Programming Quotes
Walking on water and developing software from a specification are easy if both are frozen.
— Edward V Berard
You can’t have great software without a great team, and most software teams behave like dysfunctional families.
— Jim McCarthy
Perl – The only language that looks the same before and after RSA encryption.
— Keith Bostic
I don’t care if it works on your machine! We are not shipping your machine!
— Vidiu Platon.
Sometimes it pays to stay in bed on Monday, rather than spending the rest of the week debugging Monday’s code.
— Christopher Thompson
Measuring programming progress by lines of code is like measuring aircraft building progress by weight.
— Bill Gates
Debugging is twice as hard as writing the code in the first place. Therefore, if you write the code as cleverly as possible, you are, by definition, not smart enough to debug it.
— Brian W. Kernighan
First learn computer science and all the theory. Next develop a programming style. Then forget all that and just hack.
— George Carrette
On two occasions I have been asked [by members of Parliament]: ‘Pray, Mr. Babbage, if you put into the machine wrong figures, will the right answers come out?’ I am not able rightly to apprehend the kind of confusion of ideas that could provoke such a question.
— Charles Babbage
A good programmer looks both ways before crossing a one-way street.
— Anonymous
I love deadlines. Especially the whooshing sound they make as they pass by.
— Anonymous
The most likely way for the world to be destroyed, most experts agree, is by accident.
That’s where we come in: We’re computer professionals, we cause accidents.
— Anonymous
Sometimes, things that should work, don’t. That’s worrying.
Sometimes things that shouldn’t work, do. That’s worringer.
— Notch
I’m a programmer. People seem to think I can fix their computer problems.
I guess they never wonder where those problems came from.
— Anonymous
There are only two hard problems in software development: naming, cache validation and being off-by-one.
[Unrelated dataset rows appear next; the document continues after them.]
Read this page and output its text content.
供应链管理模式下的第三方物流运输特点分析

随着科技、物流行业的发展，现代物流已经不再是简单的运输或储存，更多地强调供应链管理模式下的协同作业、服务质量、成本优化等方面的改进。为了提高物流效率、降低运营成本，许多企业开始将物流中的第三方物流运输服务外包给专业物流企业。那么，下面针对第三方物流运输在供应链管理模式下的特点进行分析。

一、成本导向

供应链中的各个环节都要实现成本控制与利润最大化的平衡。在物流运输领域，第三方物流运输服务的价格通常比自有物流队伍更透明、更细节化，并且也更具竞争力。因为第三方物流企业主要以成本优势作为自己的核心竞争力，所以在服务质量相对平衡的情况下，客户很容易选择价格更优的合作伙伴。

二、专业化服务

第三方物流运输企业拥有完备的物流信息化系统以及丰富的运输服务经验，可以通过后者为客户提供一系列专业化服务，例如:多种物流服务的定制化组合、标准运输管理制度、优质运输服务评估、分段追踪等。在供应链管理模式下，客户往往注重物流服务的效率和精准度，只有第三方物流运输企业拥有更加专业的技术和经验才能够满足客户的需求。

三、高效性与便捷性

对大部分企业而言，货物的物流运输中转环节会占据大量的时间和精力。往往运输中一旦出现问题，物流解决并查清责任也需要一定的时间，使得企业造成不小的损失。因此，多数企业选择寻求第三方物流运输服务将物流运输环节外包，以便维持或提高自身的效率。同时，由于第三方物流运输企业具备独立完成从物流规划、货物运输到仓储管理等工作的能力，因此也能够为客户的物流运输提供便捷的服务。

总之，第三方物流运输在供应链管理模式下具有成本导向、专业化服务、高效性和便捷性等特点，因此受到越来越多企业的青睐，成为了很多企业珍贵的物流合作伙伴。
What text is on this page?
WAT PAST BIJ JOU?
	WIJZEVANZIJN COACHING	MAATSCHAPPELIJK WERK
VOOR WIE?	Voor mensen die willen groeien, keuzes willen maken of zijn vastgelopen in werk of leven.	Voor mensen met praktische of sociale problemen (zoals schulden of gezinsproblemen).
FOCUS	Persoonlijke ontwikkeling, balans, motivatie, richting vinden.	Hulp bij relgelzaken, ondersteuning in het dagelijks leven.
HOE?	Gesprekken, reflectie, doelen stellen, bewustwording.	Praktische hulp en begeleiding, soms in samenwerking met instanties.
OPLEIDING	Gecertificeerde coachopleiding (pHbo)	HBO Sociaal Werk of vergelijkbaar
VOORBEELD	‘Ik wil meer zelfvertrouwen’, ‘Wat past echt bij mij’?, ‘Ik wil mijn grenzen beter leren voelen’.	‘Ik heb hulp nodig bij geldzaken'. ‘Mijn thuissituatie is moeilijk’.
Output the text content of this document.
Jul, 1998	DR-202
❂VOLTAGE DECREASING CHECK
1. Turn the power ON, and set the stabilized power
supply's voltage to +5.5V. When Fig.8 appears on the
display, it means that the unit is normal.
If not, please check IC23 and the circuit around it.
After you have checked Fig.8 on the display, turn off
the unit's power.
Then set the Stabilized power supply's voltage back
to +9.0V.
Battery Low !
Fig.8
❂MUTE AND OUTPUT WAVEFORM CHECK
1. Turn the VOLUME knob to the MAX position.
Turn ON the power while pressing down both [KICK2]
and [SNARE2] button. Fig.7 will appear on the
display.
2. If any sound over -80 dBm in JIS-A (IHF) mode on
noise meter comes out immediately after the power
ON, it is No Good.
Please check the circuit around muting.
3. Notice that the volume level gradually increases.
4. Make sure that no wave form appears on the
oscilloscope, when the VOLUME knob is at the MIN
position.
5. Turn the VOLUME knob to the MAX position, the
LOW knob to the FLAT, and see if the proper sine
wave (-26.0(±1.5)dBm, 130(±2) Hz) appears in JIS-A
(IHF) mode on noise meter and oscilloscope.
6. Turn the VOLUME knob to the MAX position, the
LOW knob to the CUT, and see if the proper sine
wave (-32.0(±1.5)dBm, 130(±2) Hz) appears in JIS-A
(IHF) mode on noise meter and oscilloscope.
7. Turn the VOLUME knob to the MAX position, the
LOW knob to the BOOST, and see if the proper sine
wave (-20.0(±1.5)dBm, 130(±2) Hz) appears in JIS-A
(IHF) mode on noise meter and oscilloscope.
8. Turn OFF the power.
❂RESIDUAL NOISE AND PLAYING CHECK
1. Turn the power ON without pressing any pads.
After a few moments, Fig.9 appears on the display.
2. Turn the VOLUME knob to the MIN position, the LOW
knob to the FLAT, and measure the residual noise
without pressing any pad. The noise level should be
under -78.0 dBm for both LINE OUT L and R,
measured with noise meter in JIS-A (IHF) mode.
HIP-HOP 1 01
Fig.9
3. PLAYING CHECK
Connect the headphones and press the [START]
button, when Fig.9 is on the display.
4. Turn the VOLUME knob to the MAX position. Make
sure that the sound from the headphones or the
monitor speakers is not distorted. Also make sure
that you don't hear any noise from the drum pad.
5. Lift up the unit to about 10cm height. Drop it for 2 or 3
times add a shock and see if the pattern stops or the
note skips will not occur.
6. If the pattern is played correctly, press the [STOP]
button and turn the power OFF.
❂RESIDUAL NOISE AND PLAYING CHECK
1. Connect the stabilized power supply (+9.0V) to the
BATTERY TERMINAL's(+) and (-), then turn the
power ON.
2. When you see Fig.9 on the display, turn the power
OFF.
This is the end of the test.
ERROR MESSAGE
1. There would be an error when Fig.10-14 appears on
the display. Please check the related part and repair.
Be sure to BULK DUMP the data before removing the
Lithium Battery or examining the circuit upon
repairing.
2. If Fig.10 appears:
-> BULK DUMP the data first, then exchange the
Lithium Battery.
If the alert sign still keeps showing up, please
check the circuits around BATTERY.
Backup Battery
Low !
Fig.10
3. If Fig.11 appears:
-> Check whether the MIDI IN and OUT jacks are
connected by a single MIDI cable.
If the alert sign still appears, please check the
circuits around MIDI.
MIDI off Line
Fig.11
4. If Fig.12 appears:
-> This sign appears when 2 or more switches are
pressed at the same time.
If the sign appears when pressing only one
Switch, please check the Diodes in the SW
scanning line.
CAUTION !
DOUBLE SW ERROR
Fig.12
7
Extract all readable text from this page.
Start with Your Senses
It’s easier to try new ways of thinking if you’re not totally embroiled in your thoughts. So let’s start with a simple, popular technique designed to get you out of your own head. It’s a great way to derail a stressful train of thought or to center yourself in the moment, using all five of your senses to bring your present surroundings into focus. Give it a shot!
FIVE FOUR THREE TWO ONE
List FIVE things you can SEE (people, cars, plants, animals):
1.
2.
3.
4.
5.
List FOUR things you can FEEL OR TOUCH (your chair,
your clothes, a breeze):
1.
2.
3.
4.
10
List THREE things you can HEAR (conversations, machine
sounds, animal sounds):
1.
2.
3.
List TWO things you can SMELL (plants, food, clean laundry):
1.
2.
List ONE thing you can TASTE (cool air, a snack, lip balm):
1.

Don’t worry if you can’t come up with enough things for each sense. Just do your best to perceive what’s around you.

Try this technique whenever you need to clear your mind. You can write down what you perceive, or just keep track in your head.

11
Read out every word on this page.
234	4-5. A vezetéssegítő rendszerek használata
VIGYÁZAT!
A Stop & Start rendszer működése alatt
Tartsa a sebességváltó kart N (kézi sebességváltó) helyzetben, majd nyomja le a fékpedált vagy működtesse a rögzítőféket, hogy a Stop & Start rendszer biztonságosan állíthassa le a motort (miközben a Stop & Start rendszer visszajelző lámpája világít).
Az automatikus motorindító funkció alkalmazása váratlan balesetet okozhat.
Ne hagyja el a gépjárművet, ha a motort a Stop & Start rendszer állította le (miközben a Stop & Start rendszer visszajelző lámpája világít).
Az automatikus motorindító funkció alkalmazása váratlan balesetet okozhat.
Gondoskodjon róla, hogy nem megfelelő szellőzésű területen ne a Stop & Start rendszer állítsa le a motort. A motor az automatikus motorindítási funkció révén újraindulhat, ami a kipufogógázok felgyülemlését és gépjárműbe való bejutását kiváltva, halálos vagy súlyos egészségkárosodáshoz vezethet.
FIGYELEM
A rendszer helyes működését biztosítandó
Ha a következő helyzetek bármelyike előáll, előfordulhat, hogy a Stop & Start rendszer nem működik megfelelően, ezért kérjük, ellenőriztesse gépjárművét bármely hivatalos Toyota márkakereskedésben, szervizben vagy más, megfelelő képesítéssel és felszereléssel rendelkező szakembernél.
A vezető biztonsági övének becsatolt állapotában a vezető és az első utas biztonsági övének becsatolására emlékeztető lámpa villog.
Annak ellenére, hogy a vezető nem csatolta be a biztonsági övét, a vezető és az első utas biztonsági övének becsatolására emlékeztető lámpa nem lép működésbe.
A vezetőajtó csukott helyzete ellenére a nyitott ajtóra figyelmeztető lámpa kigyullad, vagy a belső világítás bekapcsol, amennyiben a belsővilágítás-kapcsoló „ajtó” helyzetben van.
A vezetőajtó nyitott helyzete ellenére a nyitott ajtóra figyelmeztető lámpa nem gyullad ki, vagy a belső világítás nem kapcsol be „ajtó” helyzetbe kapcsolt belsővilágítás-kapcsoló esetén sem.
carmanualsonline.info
— Leon Bambrick, found via Martin Fowler
There are only two hard problems in distributed systems:
(2.) Exactly-once delivery
(1.) Guaranteed order of messages
(2.) Exactly-once delivery
— Mathias Verraes, found via Martin Fowler
The computer programmer is a creator of universes for which he alone is responsible. Universes of virtually unlimited complexity can be created in the form of computer programs.
— Joseph Weizenbaum
When a distinguished but elderly scientist states that something is possible, he is almost certainly right. When he states that something is impossible, he is very probably wrong.
The only way of discovering the limits of the possible is to venture a little way past them into the impossible.
Any sufficiently advanced technology is indistinguishable from magic.
— Arthur C. Clarke, Clarke’s Three Laws
Data is not information, information is not knowledge, knowledge is not understanding, understanding is not wisdom.
— Clifford Stoll
A problem well put is half solved.
— John Dewey
A programmer had a problem, so he decided to use threads.
Now two has, he problems.
— Anonymous
Simple things should be simple, complex things should be possible.
— Alan Kay
I am rarely happier than when spending an entire day programming my computer to perform automatically a task that it would otherwise take me a good ten seconds to do by hand.
— Douglas Adams, “Last Chance To See”
How Standards Proliferate (See: A/C chargers, character encodings, instant messaging, etc.)
Situation: There are 14 competing standards.
Geek: 14?! Ridiculous! We need to develop one universal standard that covers everyone's use cases.
Fellow Geek: Yeah!
Soon: Situation: There are 15 competing standards.
(Fortunately, the charging one has been solved now that we've all standardized on mini-USB. Or is it micro-USB? Shit.)